すかざす、左の掌を手近で一番高い木の先端に向け、糸を打ち出す。からみつくと同時に引き絞る。

「長く生きてるから色々と悪さをしたこともある。でも、『神隠し』は、アタシが仕業じゃない! してもいないことで退治されてやる義理はないから、逃(ふ)けさせてもらうよ!」
 怒りを込めた表情でそれだけ言うと、力を抜き反動で空高く舞う。

 空中で糸を切り、別な木に糸をからませ振り子運動で離れた木に。同じ動きで次の木と、できる限りの早さでその場から遠ざかる。



飛び移っているうちに、こちらの動き合わせ飛ぶ影が現れる。

「シジミ、おかげで助かったよ。」その影に声をかける。

「お礼には及びませんって。このシジミ、姐(あね)さんのためなら、例え、火の中、水の中、決して厭(いと)うもんやおまへん。」

「でも、もうちょっと早く来て欲しかったね。けっこう、危ない所だったんだよ。」
 そこまで言った後、あることに気づき、
「ひょとして、恩を売るために、危なくなるのを待ってたんじゃないだろうね?」

「それは邪推と云うもんでっせ。春といっても、夜に蝶を集めるのはたいへんなんです。それにウチの腕じゃ、あの隙を狙わないと返り討ちに会うのがオチやないですか。」

話としては筋は通っているが、口調に説得力は感じられない。そのことを追及しようかとも思うがやめる。逃げ出すのに必死で、半ば忘れていた傷の痛みがぶり返したためだ。

 思っていたより傷は深い。気が張っている今はまだマシだが、一度、休むと動けなくなりそうな実感がある。
‘それにしても、葉っぱの化け物だけでもうっとおしいのに、あんな除霊師にまで狙われるんじゃ、ショバを捨てる潮時かもしれないね。’

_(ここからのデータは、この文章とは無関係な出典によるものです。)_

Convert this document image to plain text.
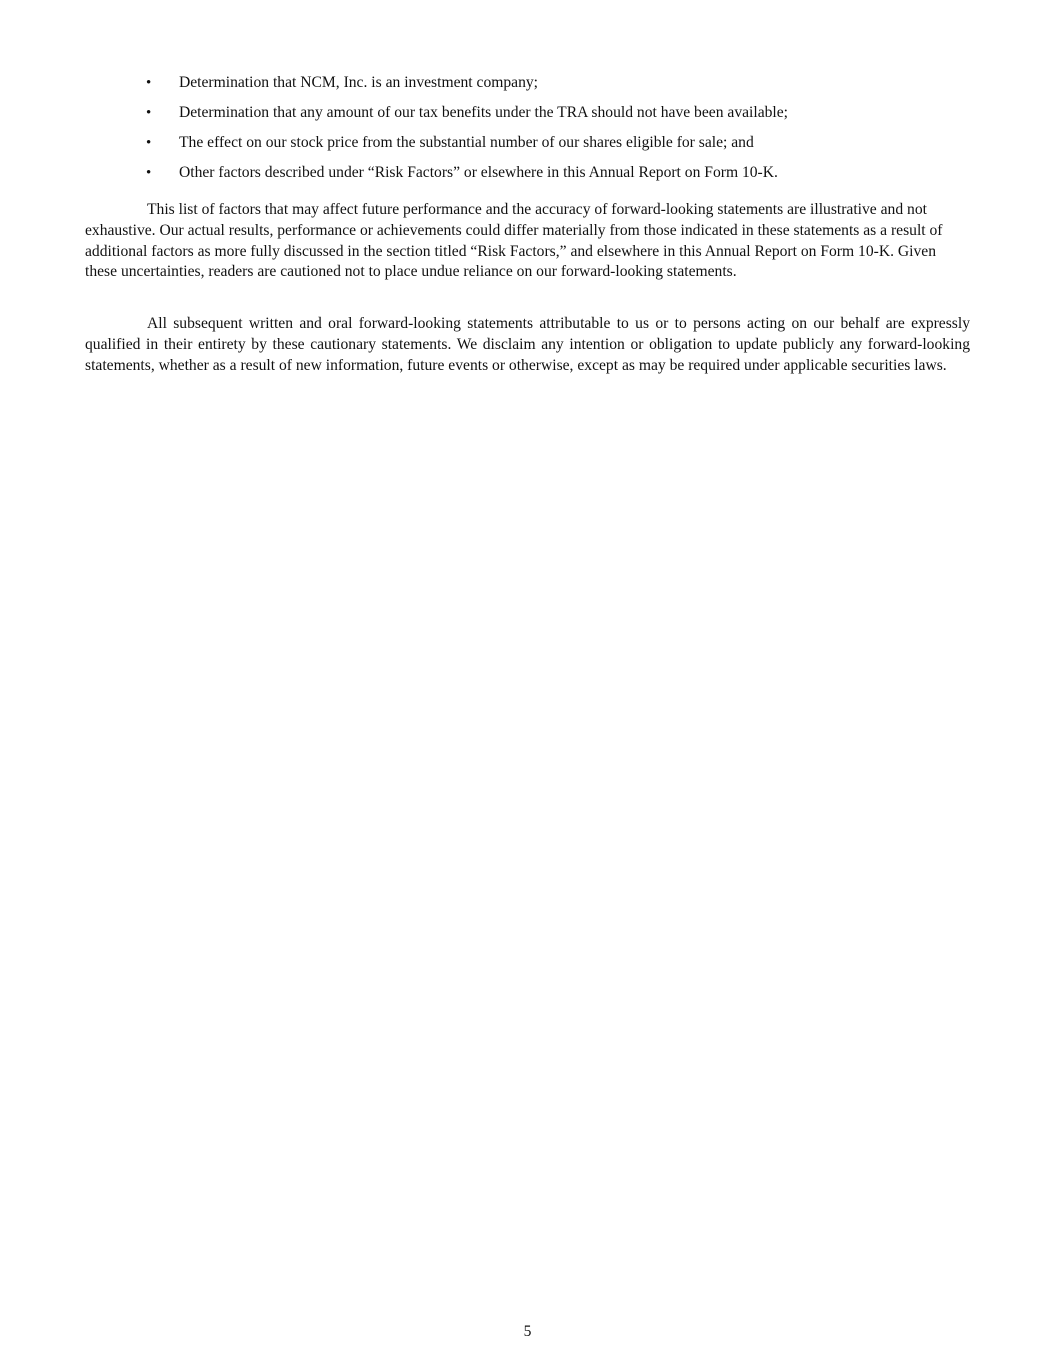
• Determination that NCM, Inc. is an investment company;
• Determination that any amount of our tax benefits under the TRA should not have been available;
• The effect on our stock price from the substantial number of our shares eligible for sale; and
• Other factors described under “Risk Factors” or elsewhere in this Annual Report on Form 10-K.

This list of factors that may affect future performance and the accuracy of forward-looking statements are illustrative and not exhaustive. Our actual results, performance or achievements could differ materially from those indicated in these statements as a result of additional factors as more fully discussed in the section titled “Risk Factors,” and elsewhere in this Annual Report on Form 10-K. Given these uncertainties, readers are cautioned not to place undue reliance on our forward-looking statements.

All subsequent written and oral forward-looking statements attributable to us or to persons acting on our behalf are expressly qualified in their entirety by these cautionary statements. We disclaim any intention or obligation to update publicly any forward-looking statements, whether as a result of new information, future events or otherwise, except as may be required under applicable securities laws.

5
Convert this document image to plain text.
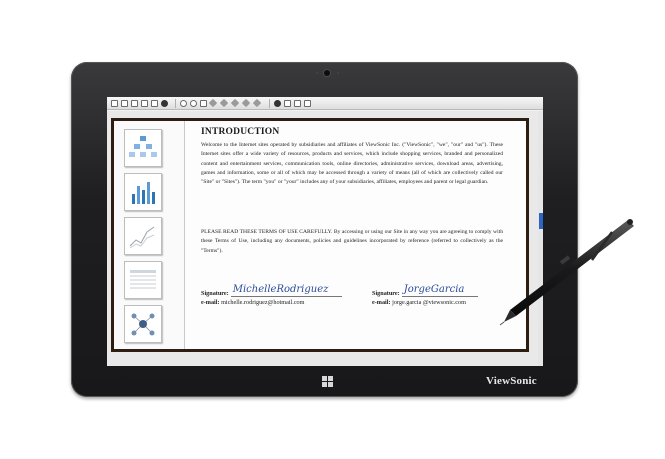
INTRODUCTION
Welcome to the Internet sites operated by subsidiaries and affiliates of ViewSonic Inc. ("ViewSonic", "we", "our" and "us"). These Internet sites offer a wide variety of resources, products and services, which include shopping services, branded and personalized content and entertainment services, communication tools, online directories, administrative services, download areas, advertising, games and information, some or all of which may be accessed through a variety of means (all of which are collectively called our "Site" or "Sites"). The term "you" or "your" includes any of your subsidiaries, affiliates, employees and parent or legal guardian.
PLEASE READ THESE TERMS OF USE CAREFULLY. By accessing or using our Site in any way you are agreeing to comply with these Terms of Use, including any documents, policies and guidelines incorporated by reference (referred to collectively as the "Terms").
Signature: MichelleRodriguez
e-mail: michelle.rodriguez@hotmail.com
Signature: JorgeGarcia
e-mail: jorge.garcia @viewsonic.com
ViewSonic
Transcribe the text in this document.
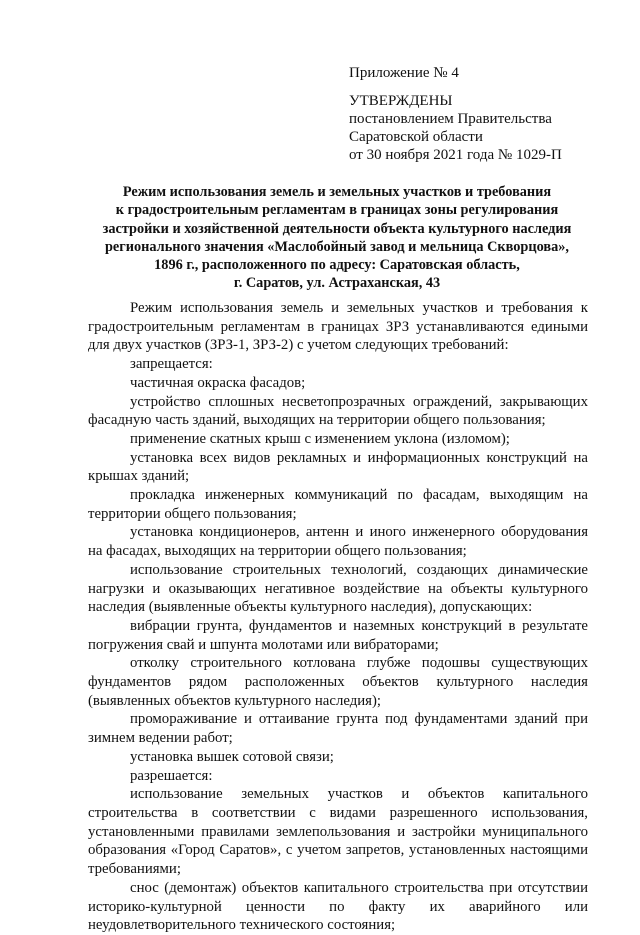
Приложение № 4
УТВЕРЖДЕНЫ
постановлением Правительства
Саратовской области
от 30 ноября 2021 года № 1029-П
Режим использования земель и земельных участков и требования
к градостроительным регламентам в границах зоны регулирования
застройки и хозяйственной деятельности объекта культурного наследия
регионального значения «Маслобойный завод и мельница Скворцова»,
1896 г., расположенного по адресу: Саратовская область,
г. Саратов, ул. Астраханская, 43

Режим использования земель и земельных участков и требования к градостроительным регламентам в границах ЗРЗ устанавливаются едиными для двух участков (ЗРЗ-1, ЗРЗ-2) с учетом следующих требований:

запрещается:

частичная окраска фасадов;

устройство сплошных несветопрозрачных ограждений, закрывающих фасадную часть зданий, выходящих на территории общего пользования;

применение скатных крыш с изменением уклона (изломом);

установка всех видов рекламных и информационных конструкций на крышах зданий;

прокладка инженерных коммуникаций по фасадам, выходящим на территории общего пользования;

установка кондиционеров, антенн и иного инженерного оборудования на фасадах, выходящих на территории общего пользования;

использование строительных технологий, создающих динамические нагрузки и оказывающих негативное воздействие на объекты культурного наследия (выявленные объекты культурного наследия), допускающих:

вибрации грунта, фундаментов и наземных конструкций в результате погружения свай и шпунта молотами или вибраторами;

отколку строительного котлована глубже подошвы существующих фундаментов рядом расположенных объектов культурного наследия (выявленных объектов культурного наследия);

промораживание и оттаивание грунта под фундаментами зданий при зимнем ведении работ;

установка вышек сотовой связи;

разрешается:

использование земельных участков и объектов капитального строительства в соответствии с видами разрешенного использования, установленными правилами землепользования и застройки муниципального образования «Город Саратов», с учетом запретов, установленных настоящими требованиями;

снос (демонтаж) объектов капитального строительства при отсутствии историко-культурной ценности по факту их аварийного или неудовлетворительного технического состояния;
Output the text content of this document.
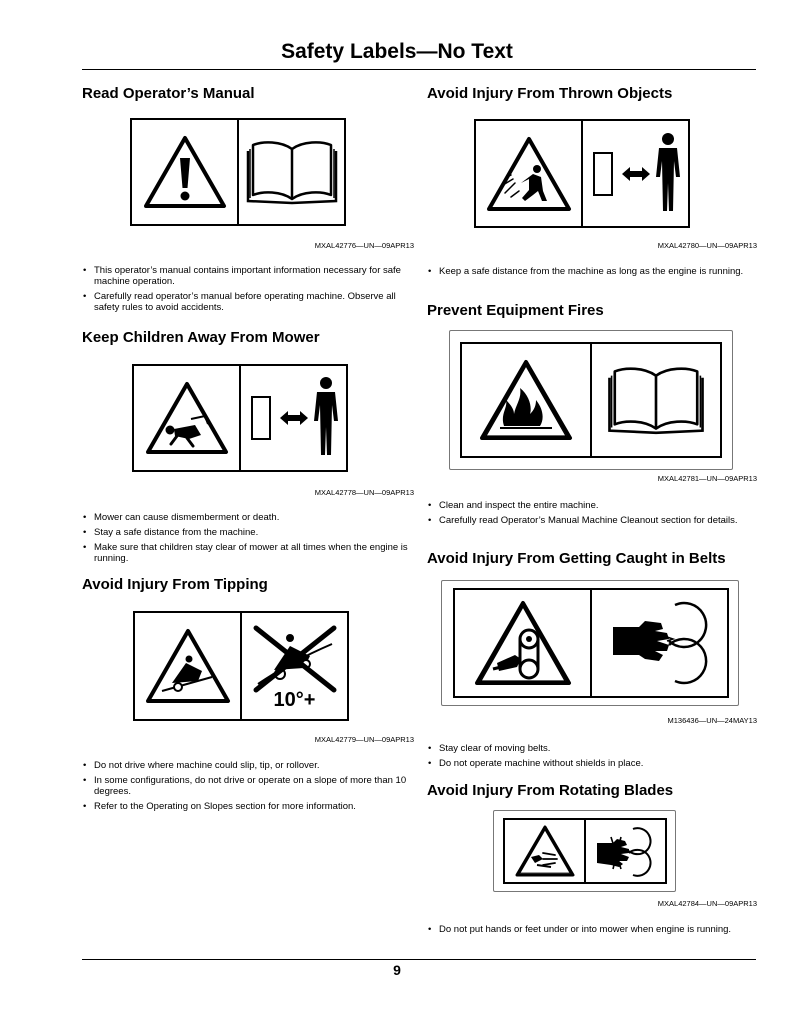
Safety Labels—No Text
Read Operator’s Manual
MXAL42776—UN—09APR13
• This operator’s manual contains important information necessary for safe machine operation.
• Carefully read operator’s manual before operating machine. Observe all safety rules to avoid accidents.
Keep Children Away From Mower
MXAL42778—UN—09APR13
• Mower can cause dismemberment or death.
• Stay a safe distance from the machine.
• Make sure that children stay clear of mower at all times when the engine is running.
Avoid Injury From Tipping
10°+
MXAL42779—UN—09APR13
• Do not drive where machine could slip, tip, or rollover.
• In some configurations, do not drive or operate on a slope of more than 10 degrees.
• Refer to the Operating on Slopes section for more information.
Avoid Injury From Thrown Objects
MXAL42780—UN—09APR13
• Keep a safe distance from the machine as long as the engine is running.
Prevent Equipment Fires
MXAL42781—UN—09APR13
• Clean and inspect the entire machine.
• Carefully read Operator’s Manual Machine Cleanout section for details.
Avoid Injury From Getting Caught in Belts
M136436—UN—24MAY13
• Stay clear of moving belts.
• Do not operate machine without shields in place.
Avoid Injury From Rotating Blades
MXAL42784—UN—09APR13
• Do not put hands or feet under or into mower when engine is running.
9
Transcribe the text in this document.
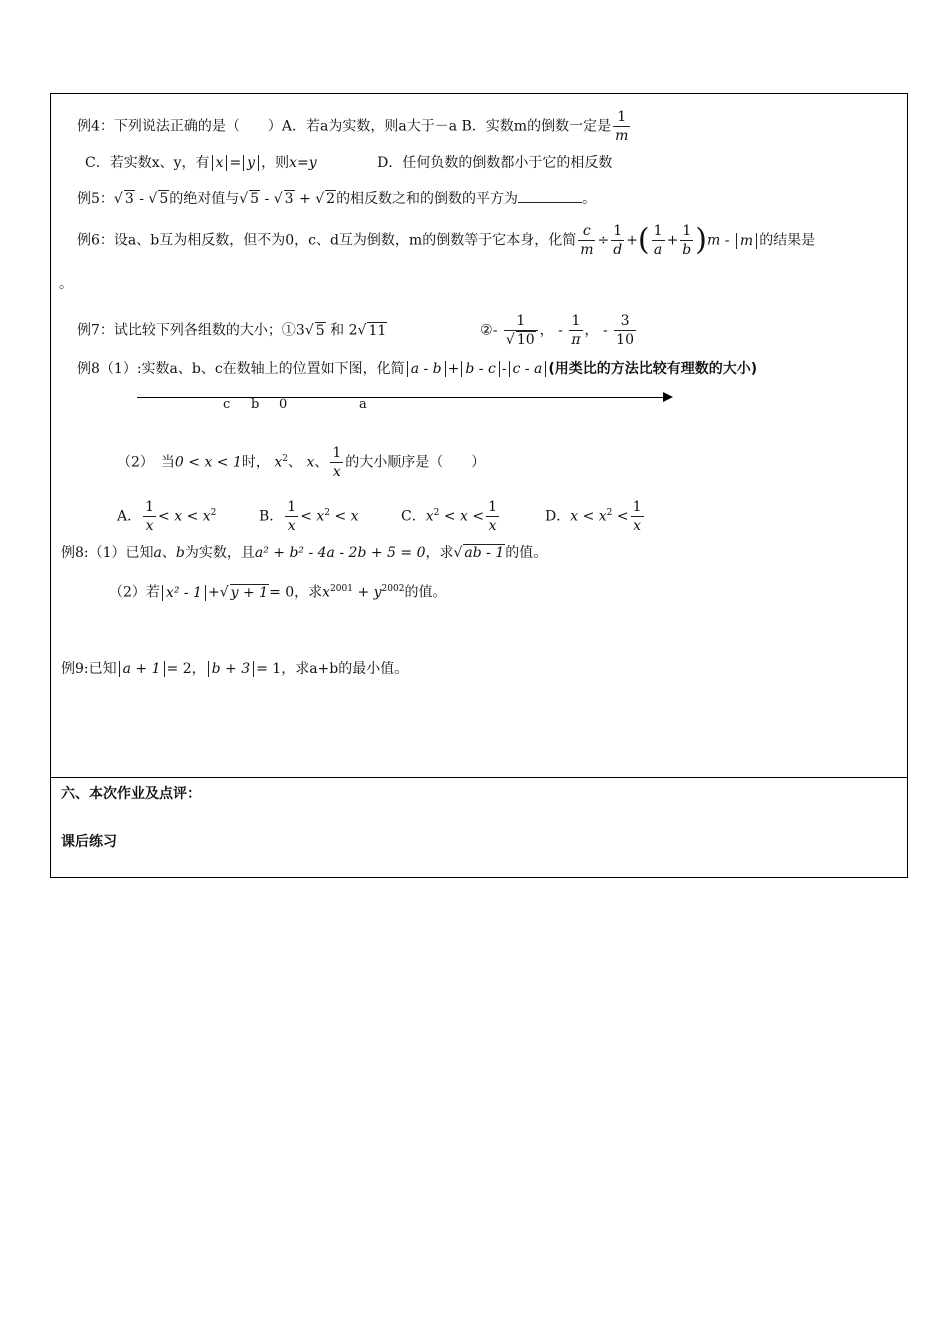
例4：下列说法正确的是（　　）A．若a为实数，则a大于－a B．实数m的倒数一定是 $\frac{1}{m}$
C．若实数x、y，有 x = y ，则x=y	D．任何负数的倒数都小于它的相反数
例5：√ 3 - √ 5的绝对值与√ 5 - √ 3 + √ 2的相反数之和的倒数的平方为	。
例6：设a、b互为相反数，但不为0，c、d互为倒数，m的倒数等于它本身，化简 $\frac{c}{m} \div \frac{1}{d}$ +( $\frac{1}{a} + \frac{1}{b} )m - m$ 的结果是
。
例7：试比较下列各组数的大小；①3√ 5 和 2√ 11	②- $\frac{1}{√ 10}$ ， - $\frac{1}{\pi}$ ， - $\frac{3}{10}$
例8（1）:实数a、b、c在数轴上的位置如下图，化简 a - b + b - c - c - a (用类比的方法比较有理数的大小)
c b 0	a
（2）　当0 < x < 1时， $x^2$、 x、 $\frac{1}{x}$ 的大小顺序是（　　）
A． $\frac{1}{x} < x < x^2$	B． $\frac{1}{x} < x^2 < x$	C．$x^2 < x < \frac{1}{x}$	D．$x < x^2 < \frac{1}{x}$
例8:（1）已知a、b为实数，且a² + b² - 4a - 2b + 5 = 0，求√ ab - 1的值。
（2）若 x² - 1 +√ y + 1= 0，求$x^{2001} + y^{2002}$的值。
例9:已知 a + 1 = 2， b + 3 = 1，求a+b的最小值。
六、本次作业及点评：
课后练习
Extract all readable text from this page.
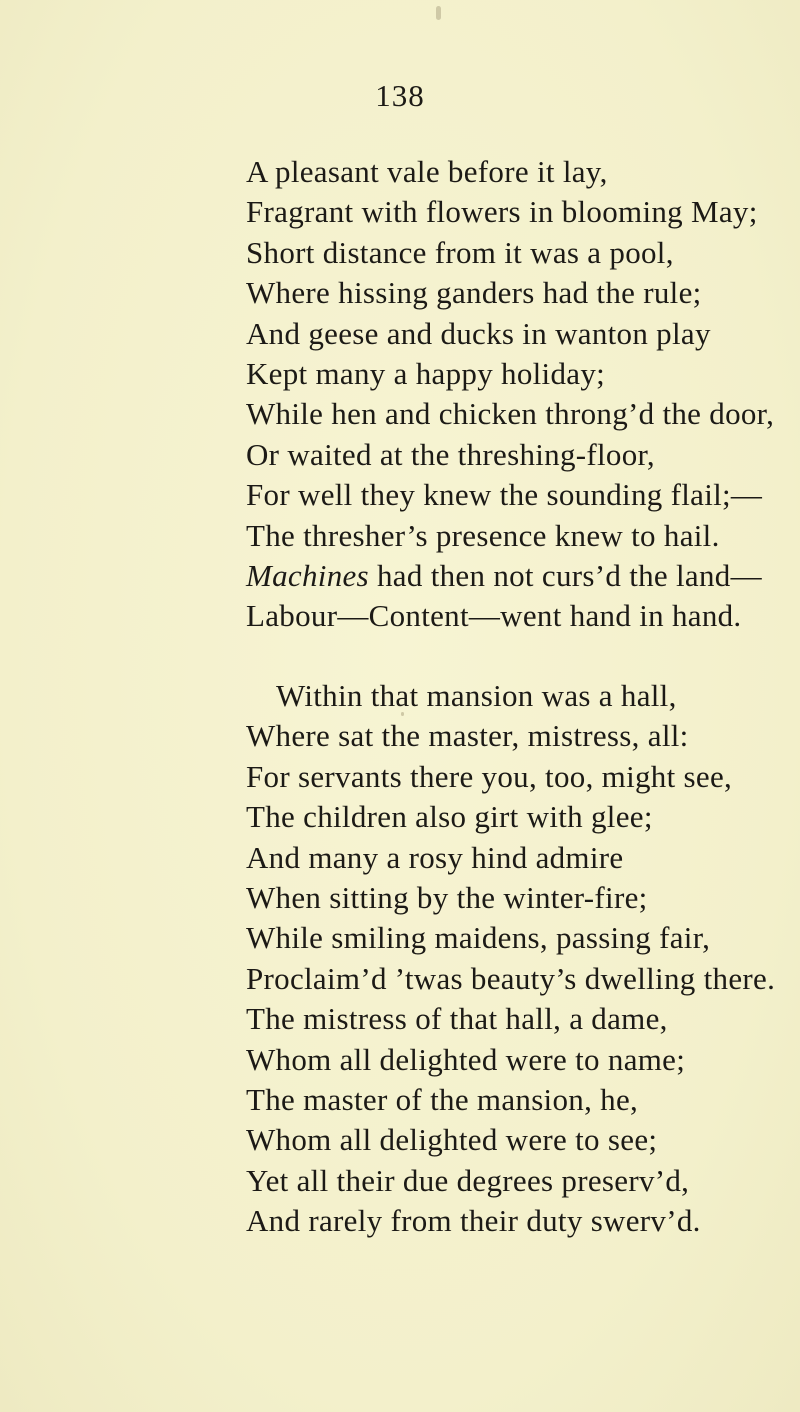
138
A pleasant vale before it lay,
Fragrant with flowers in blooming May;
Short distance from it was a pool,
Where hissing ganders had the rule;
And geese and ducks in wanton play
Kept many a happy holiday;
While hen and chicken throng’d the door,
Or waited at the threshing-floor,
For well they knew the sounding flail;—
The thresher’s presence knew to hail.
Machines had then not curs’d the land—
Labour—Content—went hand in hand.
Within that mansion was a hall,
Where sat the master, mistress, all:
For servants there you, too, might see,
The children also girt with glee;
And many a rosy hind admire
When sitting by the winter-fire;
While smiling maidens, passing fair,
Proclaim’d ’twas beauty’s dwelling there.
The mistress of that hall, a dame,
Whom all delighted were to name;
The master of the mansion, he,
Whom all delighted were to see;
Yet all their due degrees preserv’d,
And rarely from their duty swerv’d.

夜の闇に、妖怪が消えると共に、まとわりついていた蝶たちも散っていく。

 戻ってくる気配もないことから、除霊師は緊張感を解く。
‘助っ人は予想外だったね。もっとも、助っ人ということではお互い様なんだけど。’

「お母さん、逃がしたの?」木の陰から助っ人−十ほどの少女−が姿を現す。

「あなたにも頑張ってもらったのに、逃がしちゃってごめんなさい。」
あの時、すり替わった式紙に霊力を与えたのは娘だ。こちらが導いたとはいえ、隠形を維持しつつ式紙に命を与える霊力は、すでに自分を凌駕している。

「いいよ、私はお母さんの手伝いができれば、それでいいんだから。」
 少女はうれしそうに微笑む。

「ほんと、この娘(こ)って、健気なんだから。」娘を強く抱きしめる。

「それにしても‥‥ 」抱擁を解き、今一度、妖怪が消え去った方に顔を向ける。

 去り際に『神隠し』に無関係だと言った。
 たしかに、あの妖怪が『神隠し』をしたという判断は、状況証拠だけで直接的な証拠があったわけではなかった。
 こうなってみると、いきなり仕掛けたのは性急すぎた判断と悔やまれる。

 後悔を顔に浮かべる母に娘が、「妖怪だから嘘をついたのかもしれないよ。」

「そうね。嘘かもしれないわね。」気を遣ってくれている娘に微笑みかける。
 その後、やさしく教え諭す口調で、
「でも、人外たちは、たいていに場合、人より正直なのよ。それに、『妖怪だから』って『嘘をついた』決めつけるのは良くないわ。私たちは妖怪や人外を相手にするのが仕事だけど、それだけに、彼らに間違った印象を持つのはいけないことなのよ。」

「わかった、お母さん。これからは気をつける。」

「ほんと、この娘(こ)って、なんて素直でかわいいの。」再び抱きしめる。
 第三者が見れば、その暑苦しさに辟易するかもしれない。

再び抱擁から解放された娘は、「それで、これからどうするの?」

「そうね‥‥」
 『神隠し』の下手人(犯人)と思い、一月以上をかけ絞り込んだ相手が、的はずれだったらしいことに徒労感は大きい。しかし、この程度で落ち込んでは、『美』しく『神』のような腕前と謳(うた)われ、つけられた”美神”の二つ名(:アダ名)が泣く。

 頭を振り徒労感を追い出すと、月明かりに浮かび上がっているオロチ岳に目を向けた。